Tunjangan tersebut terdiri atas tunjangan keluarga, tunjangan pangan, tunjangan jabatan struktural, tunjangan jabatan fungsional, atau tunjangan lainnya. Besaran gaji PPPK juga sudah diatur Pemerintah sesuai dengan Perpres Nomor 98 Tahun 2020 tentang Gaji dan Tunjangan Pegawai Pemerintah dengan Perjanjian Kerja. Dalam regulasi tersebut disebutkan bahwa gaji PPPK sama dengan gaji PNS sesuai dengan pangkat golongannya dengan skema masa kerja golongan (MKG).
Seiring Dengan Sistem Merit .
Sudah menjadi rahasia umum bahwa selama ini keberadaan pegawai non-ASN di instansi daerah sangat kental dengan intervensi politik dan praktik KKN. Maka tidak heran jika mereka yang bekerja sebagai pegawai non-ASN pada suatu instansi daerah masih termasuk dalam “lingkaran” keluarga pejabat di instansi tersebut.
Semakin tinggi jabatan seseorang maka semakin mudah mempekerjakan keluarga atau bahkan sanak keluarganya di instansi tempat ia bekerja. Mekanisme perekrutan seperti itulah yang akhirnya akan berdampak pada ketidaksesuaian kompetensi SDM dengan tusi instansinya.
Oleh karenanya, semangat utama hadirnya PPPK di tubuh birokrasi adalah salah satunya untuk mengedepankan sistem merit.
Menurut UU ASN, sistem merit adalah kebijakan dan manajemen ASN yang berdasarkan pada kualifikasi, kompetensi, dan kinerja secara adil dan wajar dengan tanpa membedakan latar belakang politik, ras, warna kulit, agama, asal usul, jenis kelamin, status pernikahan, umur, atau kondisi kecacatan.
Sistem merit bertujuan merekrut ASN yang profesional dan berintegritas dan menempatkan mereka pada jabatan-jabatan birokrasi pemerintah sesuai kompetensinya, mengembangkan kemampuan & kompetensi ASN, memberikan kepastian karier dan melindungi karier ASN dari intervensi politik dan tindakan kesewenang-wenangan, mengelola ASN secara efektif dan efisien, dan memberikan penghargaan bagi ASN yang adil dan layak sesuai kinerja.
Batasan Usia Lebih Lebar
Alasan yang selama ini diutarakan oleh banyak pegawai non-ASN adalah usia yang sudah tidak memenuhi syarat menjadi CPNS atau berusia di atas 35 tahun. Hal demikian membuat mereka betah untuk terus bekerja pada instansi pemerintah dengan status honorer atau kontrak.

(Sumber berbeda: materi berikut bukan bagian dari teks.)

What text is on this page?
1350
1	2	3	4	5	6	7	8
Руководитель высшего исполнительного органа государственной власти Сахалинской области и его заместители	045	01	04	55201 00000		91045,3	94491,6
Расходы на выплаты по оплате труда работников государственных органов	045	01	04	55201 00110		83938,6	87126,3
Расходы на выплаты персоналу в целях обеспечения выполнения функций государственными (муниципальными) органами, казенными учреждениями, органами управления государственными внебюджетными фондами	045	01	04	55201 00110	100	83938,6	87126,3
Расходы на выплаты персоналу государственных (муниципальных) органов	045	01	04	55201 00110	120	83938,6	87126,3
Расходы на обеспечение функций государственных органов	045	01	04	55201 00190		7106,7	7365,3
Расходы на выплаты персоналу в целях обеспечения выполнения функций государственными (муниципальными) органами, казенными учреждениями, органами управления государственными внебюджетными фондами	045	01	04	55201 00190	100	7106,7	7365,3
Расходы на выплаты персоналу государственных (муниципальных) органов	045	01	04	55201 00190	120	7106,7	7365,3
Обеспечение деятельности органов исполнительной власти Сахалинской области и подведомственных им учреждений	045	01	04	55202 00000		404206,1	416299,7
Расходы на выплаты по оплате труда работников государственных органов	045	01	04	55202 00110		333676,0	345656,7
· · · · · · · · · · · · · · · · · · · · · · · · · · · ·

Maka kehadiran PPPK pada hakikatnya memberi harapan baru bagi para pegawai non-ASN ini. Salah satu syarat bagi pelamar CPPPK sebagaimana yang tertuang pada pasal 16 huruf (a) adalah berusia paling rendah 20 (dua puluh) tahun dan paling tinggi 1 (satu) tahun sebelum batas usia tertentu pada jabatan yang akan dilamar sesuai dengan ketentuan peraturan perundang-undangan.

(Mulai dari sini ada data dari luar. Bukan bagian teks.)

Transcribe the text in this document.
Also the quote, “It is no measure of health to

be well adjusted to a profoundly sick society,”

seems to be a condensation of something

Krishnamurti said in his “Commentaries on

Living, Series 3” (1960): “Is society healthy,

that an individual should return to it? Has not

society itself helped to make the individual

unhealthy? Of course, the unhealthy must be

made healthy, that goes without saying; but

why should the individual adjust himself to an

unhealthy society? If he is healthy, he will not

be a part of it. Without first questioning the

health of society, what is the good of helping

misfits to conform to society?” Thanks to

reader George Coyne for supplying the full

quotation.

Ini artinya bahwa pemerintah kembali memberikan peluang kepada para pegawai non-ASN untuk tetap dapat menjadi abdi negara dengan status PPPK. Lantas bagi lulusan terbaru (fresh graduate) yang ingin mengabdi pada negara melalui jalur PPPK diperbolehkan dengan mempertimbangkan syarat memiliki pengalaman kerja sesuai formasi PPPK yang dilamar.
Langkah Pemerintah Daerah
Kehadiran PPPK mendorong pemerintah daerah untuk segera merespon dengan kebijakan-kebijakan yang komprehensif, mengingat banyaknya jumlah pegawai non-ASN yang saat ini masih bekerja di instansi pemerintah daerah.
Walau pada Tahun 2022 pemerintah fokus pada perekrutan PPPK pada bidang tenaga pelayanan dasar kependidikan dan tenaga pelayanan Kesehatan, pemerintah daerah dapat harus tetap melakukan perencanaan kebutuhan PPPK dengan mengakomodir keberadaan tenaga honorer.

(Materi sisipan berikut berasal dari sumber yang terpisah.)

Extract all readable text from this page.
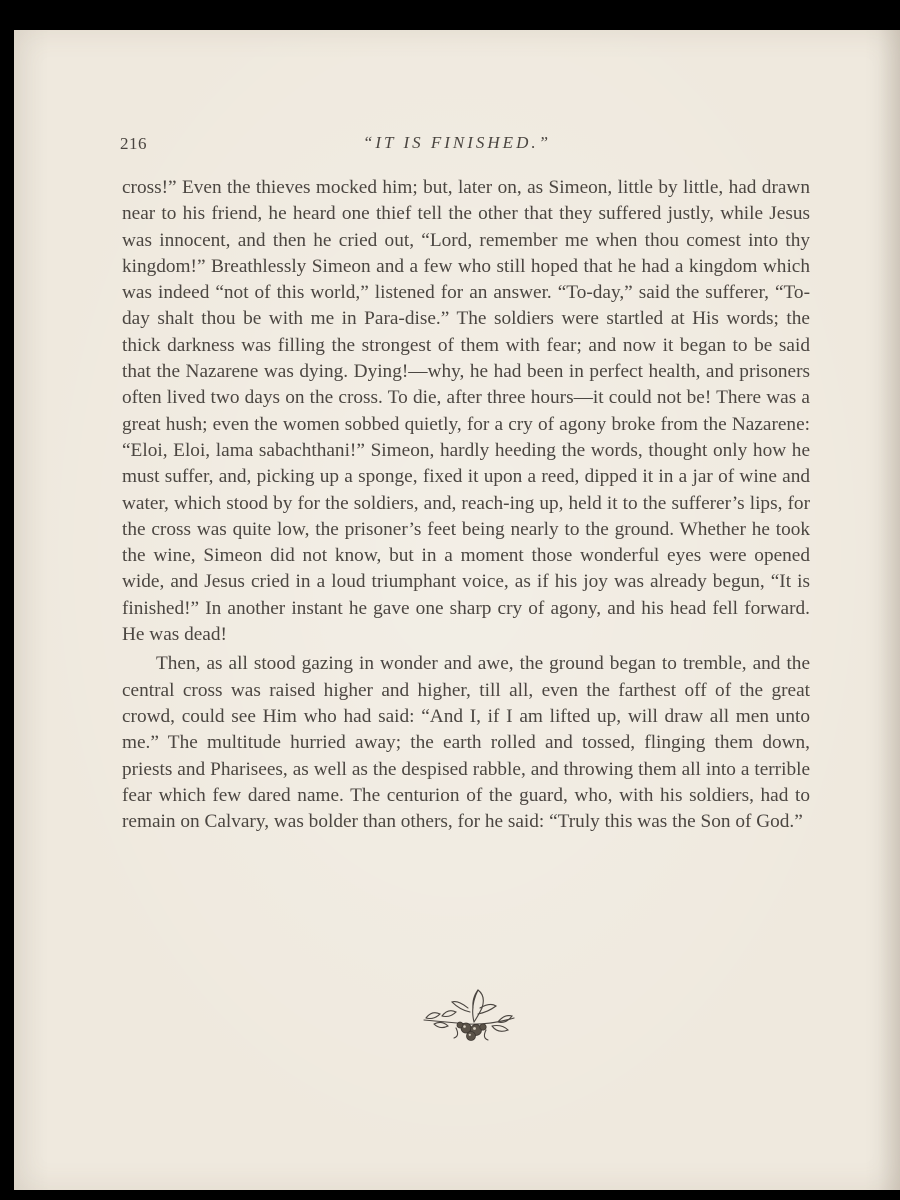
216	“IT IS FINISHED.”

cross!” Even the thieves mocked him; but, later on, as Simeon, little by little, had drawn near to his friend, he heard one thief tell the other that they suffered justly, while Jesus was innocent, and then he cried out, “Lord, remember me when thou comest into thy kingdom!” Breathlessly Simeon and a few who still hoped that he had a kingdom which was indeed “not of this world,” listened for an answer. “To-day,” said the sufferer, “To-day shalt thou be with me in Para-dise.” The soldiers were startled at His words; the thick darkness was filling the strongest of them with fear; and now it began to be said that the Nazarene was dying. Dying!—why, he had been in perfect health, and prisoners often lived two days on the cross. To die, after three hours—it could not be! There was a great hush; even the women sobbed quietly, for a cry of agony broke from the Nazarene: “Eloi, Eloi, lama sabachthani!” Simeon, hardly heeding the words, thought only how he must suffer, and, picking up a sponge, fixed it upon a reed, dipped it in a jar of wine and water, which stood by for the soldiers, and, reach-ing up, held it to the sufferer’s lips, for the cross was quite low, the prisoner’s feet being nearly to the ground. Whether he took the wine, Simeon did not know, but in a moment those wonderful eyes were opened wide, and Jesus cried in a loud triumphant voice, as if his joy was already begun, “It is finished!” In another instant he gave one sharp cry of agony, and his head fell forward. He was dead!

Then, as all stood gazing in wonder and awe, the ground began to tremble, and the central cross was raised higher and higher, till all, even the farthest off of the great crowd, could see Him who had said: “And I, if I am lifted up, will draw all men unto me.” The multitude hurried away; the earth rolled and tossed, flinging them down, priests and Pharisees, as well as the despised rabble, and throwing them all into a terrible fear which few dared name. The centurion of the guard, who, with his soldiers, had to remain on Calvary, was bolder than others, for he said: “Truly this was the Son of God.”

Perencanaan kebutuhan PPPK dilakukan oleh instansi pengusul dengan menyusun dokumen analisis jabatan (anjab) dan analisis beban kerja (ABK). Oleh karena itu setiap instansi pengusul perlu mendata kembali jumlah, kualifikasi pendidikan, dan penyebaran pegawain non-ASN yang ada di setiap unit kerja.
Melalui pasal 99 ayat (2) PP Manajemen PPPK, pemerintah daerah dapat mengambil peranan penting dalam membimbing dan mendorong tenaga honorer/pegawai non-ASN yang bekerja di instansinya untuk dapat beralih status menjadi CPPPK.
Pemerintah daerah dapat mempertimbangkan kembali pegawai non-ASN eksisting secara kuantitas dan kualitas, serta masa kerjanya. Pembimbingan yang diberikan dapat berupa bimbingan teknis untuk membantu pegawai non-ASN dalam melakukan simulasi pengisian soal tes menggunakan sistem CAT. Dengan mengikuti bimbingan teknis ini tenaga honorer akan mengetahui dan mampu mengoperasikan sistem CAT, serta dapat mempelajari contoh-contoh materi soal tes sebelum pelaksanaan ujian.
Ini merupakan privilege yang didapat oleh tenaga honorer/pegawai non-ASN dengan kompetensi yang sesuai dan masa kerja yang tergolong lama. Harapannya mereka dapat dengan segera mengatasi kelemahan dan tantangan dan kelemahan pada instansinya tanpa adanya pengenalan dari awal.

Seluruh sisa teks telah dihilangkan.